Our sacred stories help us find meaning and direction even when things seem bleak. Many are stories of resilience. As a Christian, I think of the biblical story of Moses and the Israelites wandering in the wilderness for 40 years. The story tells us that even though Moses didn’t get to the promised land, the people did. They faced trials and tribulations. They doubted Moses and God. They must have wanted to give up. But enough of them, including Moses, believed that a destiny other than slavery was possible, and they were willing to fight for that future.
I also think of the story of the Syrophoenician woman who demanded justice from Jesus. Fighting for her daughter, she refused to take “no” for an answer when she knew Jesus had the power to change her circumstances. She refused to adhere to the rules of what it meant to be a woman and an outsider. She refused to keep quiet or stay in her place. She demanded healing for her daughter as her right, and, thanks to her persistence, she got it.

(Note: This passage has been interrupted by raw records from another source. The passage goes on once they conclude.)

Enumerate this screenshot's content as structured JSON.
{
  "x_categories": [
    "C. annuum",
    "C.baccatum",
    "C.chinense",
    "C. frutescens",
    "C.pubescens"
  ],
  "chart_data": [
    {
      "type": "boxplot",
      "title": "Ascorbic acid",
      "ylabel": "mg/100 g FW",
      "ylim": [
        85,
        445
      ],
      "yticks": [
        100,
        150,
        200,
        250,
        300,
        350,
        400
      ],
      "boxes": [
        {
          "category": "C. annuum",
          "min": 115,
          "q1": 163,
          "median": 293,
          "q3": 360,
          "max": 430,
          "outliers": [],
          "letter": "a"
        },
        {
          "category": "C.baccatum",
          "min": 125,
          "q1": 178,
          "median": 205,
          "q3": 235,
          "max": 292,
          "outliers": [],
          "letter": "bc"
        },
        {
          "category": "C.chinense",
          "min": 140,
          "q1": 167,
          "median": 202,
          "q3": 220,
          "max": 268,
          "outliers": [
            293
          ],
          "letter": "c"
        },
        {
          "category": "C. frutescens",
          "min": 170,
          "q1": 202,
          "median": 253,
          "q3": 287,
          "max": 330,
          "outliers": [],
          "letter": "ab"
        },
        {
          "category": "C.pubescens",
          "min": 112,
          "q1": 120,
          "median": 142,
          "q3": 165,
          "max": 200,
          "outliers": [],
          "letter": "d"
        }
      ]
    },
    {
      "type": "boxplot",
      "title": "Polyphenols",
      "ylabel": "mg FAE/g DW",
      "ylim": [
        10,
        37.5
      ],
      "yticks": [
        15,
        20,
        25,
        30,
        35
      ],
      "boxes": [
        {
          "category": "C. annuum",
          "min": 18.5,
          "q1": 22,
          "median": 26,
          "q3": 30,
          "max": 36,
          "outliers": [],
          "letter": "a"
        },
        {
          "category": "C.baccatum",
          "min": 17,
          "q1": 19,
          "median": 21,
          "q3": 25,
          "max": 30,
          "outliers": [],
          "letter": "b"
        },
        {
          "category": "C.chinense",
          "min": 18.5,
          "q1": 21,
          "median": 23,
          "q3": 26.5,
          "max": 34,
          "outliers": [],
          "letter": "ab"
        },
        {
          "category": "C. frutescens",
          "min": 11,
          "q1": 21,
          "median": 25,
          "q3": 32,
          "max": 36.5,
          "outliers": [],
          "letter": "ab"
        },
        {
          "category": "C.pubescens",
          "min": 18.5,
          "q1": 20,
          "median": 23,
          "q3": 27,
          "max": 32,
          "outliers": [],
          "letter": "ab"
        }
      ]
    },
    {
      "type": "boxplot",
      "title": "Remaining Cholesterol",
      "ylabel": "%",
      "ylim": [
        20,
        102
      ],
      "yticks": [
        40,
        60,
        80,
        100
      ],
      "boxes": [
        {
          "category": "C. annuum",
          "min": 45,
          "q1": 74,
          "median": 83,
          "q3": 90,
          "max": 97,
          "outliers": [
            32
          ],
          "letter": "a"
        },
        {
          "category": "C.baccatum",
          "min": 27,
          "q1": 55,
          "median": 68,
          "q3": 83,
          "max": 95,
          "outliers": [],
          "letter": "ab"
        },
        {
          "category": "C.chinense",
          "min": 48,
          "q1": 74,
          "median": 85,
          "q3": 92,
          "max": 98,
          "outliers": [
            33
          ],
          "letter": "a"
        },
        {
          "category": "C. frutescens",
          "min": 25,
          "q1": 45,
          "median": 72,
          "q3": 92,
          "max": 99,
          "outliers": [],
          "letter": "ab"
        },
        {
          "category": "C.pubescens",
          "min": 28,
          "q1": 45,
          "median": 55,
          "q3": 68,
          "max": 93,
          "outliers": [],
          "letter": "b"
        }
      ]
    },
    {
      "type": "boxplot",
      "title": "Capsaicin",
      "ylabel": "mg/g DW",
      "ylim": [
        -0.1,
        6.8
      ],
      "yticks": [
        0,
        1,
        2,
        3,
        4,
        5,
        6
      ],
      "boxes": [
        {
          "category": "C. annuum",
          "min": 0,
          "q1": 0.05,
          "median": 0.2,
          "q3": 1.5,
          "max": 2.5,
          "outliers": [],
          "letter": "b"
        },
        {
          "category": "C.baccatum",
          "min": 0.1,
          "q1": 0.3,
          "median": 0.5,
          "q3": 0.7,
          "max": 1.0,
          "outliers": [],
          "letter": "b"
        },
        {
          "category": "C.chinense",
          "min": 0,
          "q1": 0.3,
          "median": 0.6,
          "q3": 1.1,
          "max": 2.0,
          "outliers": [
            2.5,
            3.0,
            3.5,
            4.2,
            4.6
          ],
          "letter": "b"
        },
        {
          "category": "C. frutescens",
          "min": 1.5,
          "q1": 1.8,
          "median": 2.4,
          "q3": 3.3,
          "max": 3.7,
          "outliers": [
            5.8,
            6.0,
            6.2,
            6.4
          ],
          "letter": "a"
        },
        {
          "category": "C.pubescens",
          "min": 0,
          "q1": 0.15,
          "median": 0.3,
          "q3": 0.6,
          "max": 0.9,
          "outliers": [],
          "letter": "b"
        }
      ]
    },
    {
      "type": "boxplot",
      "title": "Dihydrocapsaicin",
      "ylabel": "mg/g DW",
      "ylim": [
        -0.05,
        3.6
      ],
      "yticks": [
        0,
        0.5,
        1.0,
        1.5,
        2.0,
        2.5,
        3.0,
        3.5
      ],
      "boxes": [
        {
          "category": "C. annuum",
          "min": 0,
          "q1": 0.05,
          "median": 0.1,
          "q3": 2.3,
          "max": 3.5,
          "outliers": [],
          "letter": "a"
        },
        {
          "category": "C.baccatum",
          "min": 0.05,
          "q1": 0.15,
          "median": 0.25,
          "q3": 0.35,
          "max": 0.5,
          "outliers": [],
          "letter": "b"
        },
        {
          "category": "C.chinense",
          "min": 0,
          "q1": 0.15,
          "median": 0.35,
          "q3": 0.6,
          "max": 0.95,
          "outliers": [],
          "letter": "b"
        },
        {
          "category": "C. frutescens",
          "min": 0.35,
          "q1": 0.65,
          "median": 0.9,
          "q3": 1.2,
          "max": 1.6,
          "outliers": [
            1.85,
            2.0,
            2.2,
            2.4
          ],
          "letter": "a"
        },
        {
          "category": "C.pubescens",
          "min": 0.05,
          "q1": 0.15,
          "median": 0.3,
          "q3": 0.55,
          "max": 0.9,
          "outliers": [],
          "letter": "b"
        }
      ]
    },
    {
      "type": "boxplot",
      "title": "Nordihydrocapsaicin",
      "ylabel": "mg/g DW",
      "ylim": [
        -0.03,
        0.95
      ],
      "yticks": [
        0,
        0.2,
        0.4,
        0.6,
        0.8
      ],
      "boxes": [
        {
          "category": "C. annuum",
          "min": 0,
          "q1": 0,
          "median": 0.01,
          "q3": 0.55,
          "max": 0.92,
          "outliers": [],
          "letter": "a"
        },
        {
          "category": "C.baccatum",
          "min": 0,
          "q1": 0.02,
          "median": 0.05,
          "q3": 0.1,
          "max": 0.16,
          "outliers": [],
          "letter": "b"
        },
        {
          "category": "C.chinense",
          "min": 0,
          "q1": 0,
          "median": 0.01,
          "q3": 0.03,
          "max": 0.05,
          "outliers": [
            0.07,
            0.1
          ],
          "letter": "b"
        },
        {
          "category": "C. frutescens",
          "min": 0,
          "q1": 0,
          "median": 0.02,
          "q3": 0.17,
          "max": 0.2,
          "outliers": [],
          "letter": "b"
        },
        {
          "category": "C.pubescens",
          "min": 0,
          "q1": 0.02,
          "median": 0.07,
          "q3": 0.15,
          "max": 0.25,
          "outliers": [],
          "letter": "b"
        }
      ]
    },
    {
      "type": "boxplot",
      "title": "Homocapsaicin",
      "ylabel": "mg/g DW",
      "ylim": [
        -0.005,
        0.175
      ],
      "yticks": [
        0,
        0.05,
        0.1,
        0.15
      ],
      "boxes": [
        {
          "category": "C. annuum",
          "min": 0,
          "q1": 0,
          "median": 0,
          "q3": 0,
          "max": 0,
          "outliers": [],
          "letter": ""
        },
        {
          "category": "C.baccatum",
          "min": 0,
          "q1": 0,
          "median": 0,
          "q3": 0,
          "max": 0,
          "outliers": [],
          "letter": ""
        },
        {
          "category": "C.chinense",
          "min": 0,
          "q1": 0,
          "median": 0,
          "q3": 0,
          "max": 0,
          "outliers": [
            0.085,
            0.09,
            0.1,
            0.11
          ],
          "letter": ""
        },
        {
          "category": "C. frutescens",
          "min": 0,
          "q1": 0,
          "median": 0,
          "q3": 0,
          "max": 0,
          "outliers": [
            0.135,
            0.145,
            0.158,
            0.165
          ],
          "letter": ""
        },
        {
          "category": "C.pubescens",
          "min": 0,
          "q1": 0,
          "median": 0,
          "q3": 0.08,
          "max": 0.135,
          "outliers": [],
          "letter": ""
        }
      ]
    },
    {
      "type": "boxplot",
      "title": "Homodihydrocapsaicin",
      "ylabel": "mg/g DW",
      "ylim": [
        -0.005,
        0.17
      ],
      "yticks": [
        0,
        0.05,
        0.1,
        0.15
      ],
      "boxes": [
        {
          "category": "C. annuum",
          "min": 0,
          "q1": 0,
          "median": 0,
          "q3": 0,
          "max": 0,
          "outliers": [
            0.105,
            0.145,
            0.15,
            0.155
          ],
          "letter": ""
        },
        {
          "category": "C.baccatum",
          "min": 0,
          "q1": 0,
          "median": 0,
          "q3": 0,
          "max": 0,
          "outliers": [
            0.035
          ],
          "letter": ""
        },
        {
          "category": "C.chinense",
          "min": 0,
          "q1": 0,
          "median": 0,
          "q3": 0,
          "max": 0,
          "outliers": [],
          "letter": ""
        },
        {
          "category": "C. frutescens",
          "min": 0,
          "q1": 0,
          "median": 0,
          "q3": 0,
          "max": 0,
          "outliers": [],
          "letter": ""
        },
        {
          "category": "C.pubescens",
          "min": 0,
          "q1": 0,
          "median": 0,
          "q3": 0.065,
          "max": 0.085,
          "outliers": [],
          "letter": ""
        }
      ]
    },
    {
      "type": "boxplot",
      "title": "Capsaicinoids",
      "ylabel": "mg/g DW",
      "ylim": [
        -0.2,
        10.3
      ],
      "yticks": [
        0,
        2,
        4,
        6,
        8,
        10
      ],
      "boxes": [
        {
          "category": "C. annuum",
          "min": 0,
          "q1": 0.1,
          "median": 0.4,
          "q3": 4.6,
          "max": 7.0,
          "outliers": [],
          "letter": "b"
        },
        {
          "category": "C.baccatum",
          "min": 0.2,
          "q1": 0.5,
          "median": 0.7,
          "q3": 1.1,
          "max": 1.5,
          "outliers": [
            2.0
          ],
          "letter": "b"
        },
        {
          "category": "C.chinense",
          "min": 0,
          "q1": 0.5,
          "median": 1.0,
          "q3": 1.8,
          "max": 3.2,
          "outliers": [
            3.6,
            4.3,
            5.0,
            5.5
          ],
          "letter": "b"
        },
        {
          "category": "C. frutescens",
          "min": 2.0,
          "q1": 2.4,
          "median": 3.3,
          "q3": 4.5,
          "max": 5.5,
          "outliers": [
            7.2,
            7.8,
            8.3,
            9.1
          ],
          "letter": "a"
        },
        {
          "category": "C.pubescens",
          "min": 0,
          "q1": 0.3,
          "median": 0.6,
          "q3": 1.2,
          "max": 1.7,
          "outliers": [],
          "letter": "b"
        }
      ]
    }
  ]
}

As we face what seem like an insurmountable obstacles, both in the nomination of Brett Kavanaugh and in the daily onslaught on our rights and our communities, let us remember that together, we can make a difference. Let us take heart from the stories that inspire us. Together, we are resilient. Our voices, our witness, our lives, and our bodies matter. We must not give up the struggle for justice. Not now. Not ever.
Rev. Marie Alford-Harkey is the president and CEO of the Religious Institute. She is an ordained Metropolitan Community Church pastor and lives in Milford, Connecticut with her wife April, cats Jane and Memphis, and ministry dog Sandy.